Nigeria is expected to get a loan of around $2.25 billion with an interest rate of about 1% from the World Bank, the local media reported last Saturday, citing Nigeria's Minister of Finance Wale Edun.
"We have qualified for the processing just this week to the Board of Directors of the World Bank of a total package of $2.25 billion of what you can call ‘the closest you can get to a free lunch’ — virtually a grant. It’s for about 10–20 years moratorium and about 1% interest," he reportedly said during a press briefing at the World Bank/International Monetary Fund Spring meeting.
Edun also identified other sources of overseas funding for the Nigerian economy, including diaspora remittances, foreign portfolio investments, a budget assistance facility from the African Development Bank, and other international development partners.
“In addition, there is a similar budgetary support – low-interest funding from the African Development Bank and, clearly, there are ongoing discussions with foreign direct investors across many sectors,” he was quoted as saying.
Furthermore, Edun talked about the issuance of dollar-denominated securities with a specific focus on Nigerians living abroad and those who had savings in foreign currencies within Nigeria as an additional strategy to attract foreign exchange inflows into the country, the media revealed. He added that the government intends to issue the bonds later this year.

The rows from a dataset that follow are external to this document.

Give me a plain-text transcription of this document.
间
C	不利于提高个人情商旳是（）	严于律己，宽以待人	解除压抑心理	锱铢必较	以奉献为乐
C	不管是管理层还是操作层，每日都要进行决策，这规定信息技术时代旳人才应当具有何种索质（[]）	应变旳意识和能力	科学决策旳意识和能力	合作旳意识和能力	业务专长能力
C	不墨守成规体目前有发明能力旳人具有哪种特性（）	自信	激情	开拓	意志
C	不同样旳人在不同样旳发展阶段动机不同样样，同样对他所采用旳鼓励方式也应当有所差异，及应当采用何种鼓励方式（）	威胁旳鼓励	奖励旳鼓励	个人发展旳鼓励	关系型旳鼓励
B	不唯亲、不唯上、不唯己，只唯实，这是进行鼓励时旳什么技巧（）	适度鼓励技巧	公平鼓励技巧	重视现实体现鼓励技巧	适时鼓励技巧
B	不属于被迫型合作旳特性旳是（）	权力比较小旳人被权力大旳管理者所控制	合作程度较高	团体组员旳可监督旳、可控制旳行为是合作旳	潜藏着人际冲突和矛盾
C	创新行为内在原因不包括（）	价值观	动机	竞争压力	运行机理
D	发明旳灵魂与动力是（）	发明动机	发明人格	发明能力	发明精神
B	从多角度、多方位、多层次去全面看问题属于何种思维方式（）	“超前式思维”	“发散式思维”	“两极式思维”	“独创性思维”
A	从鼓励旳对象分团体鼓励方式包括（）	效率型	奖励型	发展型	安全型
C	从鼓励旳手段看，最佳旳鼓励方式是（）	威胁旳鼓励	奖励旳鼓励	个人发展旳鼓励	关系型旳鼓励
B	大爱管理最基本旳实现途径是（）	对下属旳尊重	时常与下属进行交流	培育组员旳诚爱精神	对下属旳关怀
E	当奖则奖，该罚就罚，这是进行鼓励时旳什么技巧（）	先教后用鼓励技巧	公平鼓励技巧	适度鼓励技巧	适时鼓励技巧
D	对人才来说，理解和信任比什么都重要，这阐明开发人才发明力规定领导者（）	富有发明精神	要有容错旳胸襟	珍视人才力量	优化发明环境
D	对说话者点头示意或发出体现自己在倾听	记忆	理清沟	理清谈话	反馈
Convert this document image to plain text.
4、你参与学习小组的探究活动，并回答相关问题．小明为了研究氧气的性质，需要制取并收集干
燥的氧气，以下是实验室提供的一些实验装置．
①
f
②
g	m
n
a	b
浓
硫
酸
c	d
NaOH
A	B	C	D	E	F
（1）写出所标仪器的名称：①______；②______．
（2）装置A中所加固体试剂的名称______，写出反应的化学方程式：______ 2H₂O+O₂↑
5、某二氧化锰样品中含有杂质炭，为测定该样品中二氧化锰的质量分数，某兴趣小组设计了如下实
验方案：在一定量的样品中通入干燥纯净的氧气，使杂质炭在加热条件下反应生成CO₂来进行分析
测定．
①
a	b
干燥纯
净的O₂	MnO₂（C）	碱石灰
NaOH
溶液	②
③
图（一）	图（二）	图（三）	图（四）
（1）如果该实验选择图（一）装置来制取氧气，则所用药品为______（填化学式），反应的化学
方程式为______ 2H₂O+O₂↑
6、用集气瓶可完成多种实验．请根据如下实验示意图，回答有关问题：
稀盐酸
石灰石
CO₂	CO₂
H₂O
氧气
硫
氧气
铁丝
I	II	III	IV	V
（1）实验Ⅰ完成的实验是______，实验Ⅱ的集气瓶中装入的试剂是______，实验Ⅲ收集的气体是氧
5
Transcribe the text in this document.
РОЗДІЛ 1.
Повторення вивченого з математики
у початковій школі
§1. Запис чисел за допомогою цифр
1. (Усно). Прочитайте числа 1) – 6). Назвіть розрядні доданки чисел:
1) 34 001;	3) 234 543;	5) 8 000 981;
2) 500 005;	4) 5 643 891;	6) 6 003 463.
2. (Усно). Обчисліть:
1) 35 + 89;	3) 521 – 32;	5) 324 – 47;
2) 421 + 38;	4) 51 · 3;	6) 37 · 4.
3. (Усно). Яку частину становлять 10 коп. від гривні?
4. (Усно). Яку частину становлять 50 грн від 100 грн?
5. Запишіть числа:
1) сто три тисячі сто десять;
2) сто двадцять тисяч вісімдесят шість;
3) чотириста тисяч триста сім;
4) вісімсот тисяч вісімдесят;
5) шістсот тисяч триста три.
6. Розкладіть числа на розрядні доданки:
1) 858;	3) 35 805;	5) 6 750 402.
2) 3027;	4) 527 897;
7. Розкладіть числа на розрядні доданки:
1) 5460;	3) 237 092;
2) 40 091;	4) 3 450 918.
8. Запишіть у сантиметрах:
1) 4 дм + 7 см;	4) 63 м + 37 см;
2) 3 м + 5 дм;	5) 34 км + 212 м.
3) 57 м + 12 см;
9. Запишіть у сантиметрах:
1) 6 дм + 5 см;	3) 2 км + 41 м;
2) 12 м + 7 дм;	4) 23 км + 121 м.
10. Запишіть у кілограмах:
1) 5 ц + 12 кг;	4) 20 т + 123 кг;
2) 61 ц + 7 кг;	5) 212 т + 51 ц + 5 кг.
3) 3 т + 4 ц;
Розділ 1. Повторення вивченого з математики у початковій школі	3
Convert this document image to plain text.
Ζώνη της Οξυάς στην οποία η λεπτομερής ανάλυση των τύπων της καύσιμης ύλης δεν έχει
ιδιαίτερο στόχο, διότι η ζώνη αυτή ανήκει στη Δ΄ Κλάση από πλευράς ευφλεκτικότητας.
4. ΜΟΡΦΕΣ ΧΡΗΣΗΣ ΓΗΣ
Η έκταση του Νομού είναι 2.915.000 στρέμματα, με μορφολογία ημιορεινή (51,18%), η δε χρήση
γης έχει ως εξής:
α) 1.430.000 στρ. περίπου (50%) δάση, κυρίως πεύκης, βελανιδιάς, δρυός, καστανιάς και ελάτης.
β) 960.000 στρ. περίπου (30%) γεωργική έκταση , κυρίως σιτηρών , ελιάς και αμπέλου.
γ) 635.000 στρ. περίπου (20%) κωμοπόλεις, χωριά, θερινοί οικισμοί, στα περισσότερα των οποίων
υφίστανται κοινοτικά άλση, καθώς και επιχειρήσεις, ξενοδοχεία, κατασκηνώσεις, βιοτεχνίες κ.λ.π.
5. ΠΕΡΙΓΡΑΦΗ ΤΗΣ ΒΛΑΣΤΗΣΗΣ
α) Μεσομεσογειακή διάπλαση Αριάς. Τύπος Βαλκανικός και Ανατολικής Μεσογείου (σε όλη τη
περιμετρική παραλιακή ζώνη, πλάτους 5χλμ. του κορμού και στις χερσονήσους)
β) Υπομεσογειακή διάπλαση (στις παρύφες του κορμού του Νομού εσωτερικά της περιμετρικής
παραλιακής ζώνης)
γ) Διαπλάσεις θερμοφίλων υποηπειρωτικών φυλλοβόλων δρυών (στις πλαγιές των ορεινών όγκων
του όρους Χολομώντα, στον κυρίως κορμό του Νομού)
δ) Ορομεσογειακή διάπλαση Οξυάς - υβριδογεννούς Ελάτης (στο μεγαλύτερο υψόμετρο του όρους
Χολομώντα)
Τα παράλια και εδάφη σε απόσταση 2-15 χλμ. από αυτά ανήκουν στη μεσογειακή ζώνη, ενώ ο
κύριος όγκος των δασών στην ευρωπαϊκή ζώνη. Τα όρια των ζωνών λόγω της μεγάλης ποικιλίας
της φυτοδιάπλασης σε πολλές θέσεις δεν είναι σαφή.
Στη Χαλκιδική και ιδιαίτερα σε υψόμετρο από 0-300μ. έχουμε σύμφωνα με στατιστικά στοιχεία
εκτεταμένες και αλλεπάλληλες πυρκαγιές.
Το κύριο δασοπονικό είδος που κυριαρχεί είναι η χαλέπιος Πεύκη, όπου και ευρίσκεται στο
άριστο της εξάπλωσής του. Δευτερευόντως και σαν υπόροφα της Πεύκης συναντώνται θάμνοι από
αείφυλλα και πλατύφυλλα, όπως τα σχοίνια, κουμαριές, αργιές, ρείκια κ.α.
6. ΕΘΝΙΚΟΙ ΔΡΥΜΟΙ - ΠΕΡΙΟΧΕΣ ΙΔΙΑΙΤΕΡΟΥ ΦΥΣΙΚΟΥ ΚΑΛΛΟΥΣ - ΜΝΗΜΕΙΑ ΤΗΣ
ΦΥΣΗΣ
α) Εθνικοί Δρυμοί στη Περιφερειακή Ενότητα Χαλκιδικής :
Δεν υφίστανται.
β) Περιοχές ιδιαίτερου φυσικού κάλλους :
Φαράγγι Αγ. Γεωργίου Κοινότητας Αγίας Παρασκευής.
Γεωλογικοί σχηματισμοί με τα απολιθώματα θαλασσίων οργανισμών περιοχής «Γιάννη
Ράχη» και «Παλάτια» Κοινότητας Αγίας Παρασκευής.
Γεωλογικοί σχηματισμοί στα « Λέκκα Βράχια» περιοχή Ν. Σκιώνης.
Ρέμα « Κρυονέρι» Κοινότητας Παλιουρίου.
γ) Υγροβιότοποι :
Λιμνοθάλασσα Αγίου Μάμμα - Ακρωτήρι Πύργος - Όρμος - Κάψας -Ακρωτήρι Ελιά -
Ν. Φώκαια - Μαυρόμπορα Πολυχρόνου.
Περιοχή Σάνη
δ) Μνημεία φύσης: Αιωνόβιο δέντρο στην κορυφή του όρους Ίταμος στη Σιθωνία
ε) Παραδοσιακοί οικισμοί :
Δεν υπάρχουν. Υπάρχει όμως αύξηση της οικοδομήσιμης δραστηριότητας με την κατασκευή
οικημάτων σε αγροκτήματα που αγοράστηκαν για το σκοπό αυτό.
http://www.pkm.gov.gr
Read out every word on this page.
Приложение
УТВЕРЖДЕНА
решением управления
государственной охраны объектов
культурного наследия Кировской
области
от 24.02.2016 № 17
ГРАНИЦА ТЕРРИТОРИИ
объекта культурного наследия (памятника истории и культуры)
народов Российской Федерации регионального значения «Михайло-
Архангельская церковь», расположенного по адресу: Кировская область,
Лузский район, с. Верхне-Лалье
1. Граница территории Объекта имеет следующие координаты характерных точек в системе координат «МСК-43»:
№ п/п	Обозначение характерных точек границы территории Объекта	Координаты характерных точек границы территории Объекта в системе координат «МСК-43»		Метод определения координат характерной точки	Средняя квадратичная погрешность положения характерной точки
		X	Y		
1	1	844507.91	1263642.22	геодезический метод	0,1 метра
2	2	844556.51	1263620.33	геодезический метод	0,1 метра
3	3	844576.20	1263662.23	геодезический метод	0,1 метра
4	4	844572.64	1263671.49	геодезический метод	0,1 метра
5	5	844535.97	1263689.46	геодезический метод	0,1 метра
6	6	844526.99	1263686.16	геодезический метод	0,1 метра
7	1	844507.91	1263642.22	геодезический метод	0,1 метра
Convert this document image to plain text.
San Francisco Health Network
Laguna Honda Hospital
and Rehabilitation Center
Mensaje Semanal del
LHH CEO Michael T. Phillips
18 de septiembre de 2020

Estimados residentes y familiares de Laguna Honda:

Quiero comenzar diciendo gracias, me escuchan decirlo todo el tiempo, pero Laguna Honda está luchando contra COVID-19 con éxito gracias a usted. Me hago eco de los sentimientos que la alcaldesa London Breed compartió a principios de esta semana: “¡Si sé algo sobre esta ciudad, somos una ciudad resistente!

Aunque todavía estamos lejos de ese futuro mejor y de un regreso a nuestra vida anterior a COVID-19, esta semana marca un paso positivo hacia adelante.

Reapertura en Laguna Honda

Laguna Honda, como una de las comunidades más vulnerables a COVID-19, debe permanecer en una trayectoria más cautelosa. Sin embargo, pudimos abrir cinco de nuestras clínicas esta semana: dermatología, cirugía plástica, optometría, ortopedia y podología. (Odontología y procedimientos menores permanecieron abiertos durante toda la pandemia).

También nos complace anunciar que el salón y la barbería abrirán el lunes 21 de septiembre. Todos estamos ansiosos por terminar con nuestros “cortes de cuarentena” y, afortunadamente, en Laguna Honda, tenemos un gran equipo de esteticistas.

In addition, the official emphasized the contributions of the fiscal sector of the economy in supporting the recent monetary policy reforms implemented by the Central Bank of Nigeria (CBN).
According to the minister, the Bola Tinubu administration aims to stimulate growth in the medium term by focusing on the agricultural sector. This includes the distribution of fertilizer and seeds to cut food prices and improve food security.
Additional initiatives, as reportedly stated by Edun, include: achieving a power generation capacity of approximately 6000 megawatts within six months; improving infrastructure, particularly in the housing sector, to facilitate the availability of low-interest mortgages for Nigerians; revitalizing the social investment program; and implementing a proposed economic stabilization plan.
Nigeria has been actively trying to revive its economy since president Tinubu took office last May. For example, last month the CBN said that, in order to incite economic growth, it's raising the capital threshold for operating an international bank to 500 billion naira (about $404.5 million) from 50 billion naira (approx. $40.4 million) previously, while lenders with in-country operations will need 200 billion naira (around $161.8 million) of capital compared with 25 billion naira (more than $20.2 million) before.
In addition to traditional reforms like the one described above, Nigeria has also resorted to more unusual ones. At the end of March, local media reported that Tinubu would ban ministers from foreign travel for 90 days starting April 1, due to the rising cost of such trips.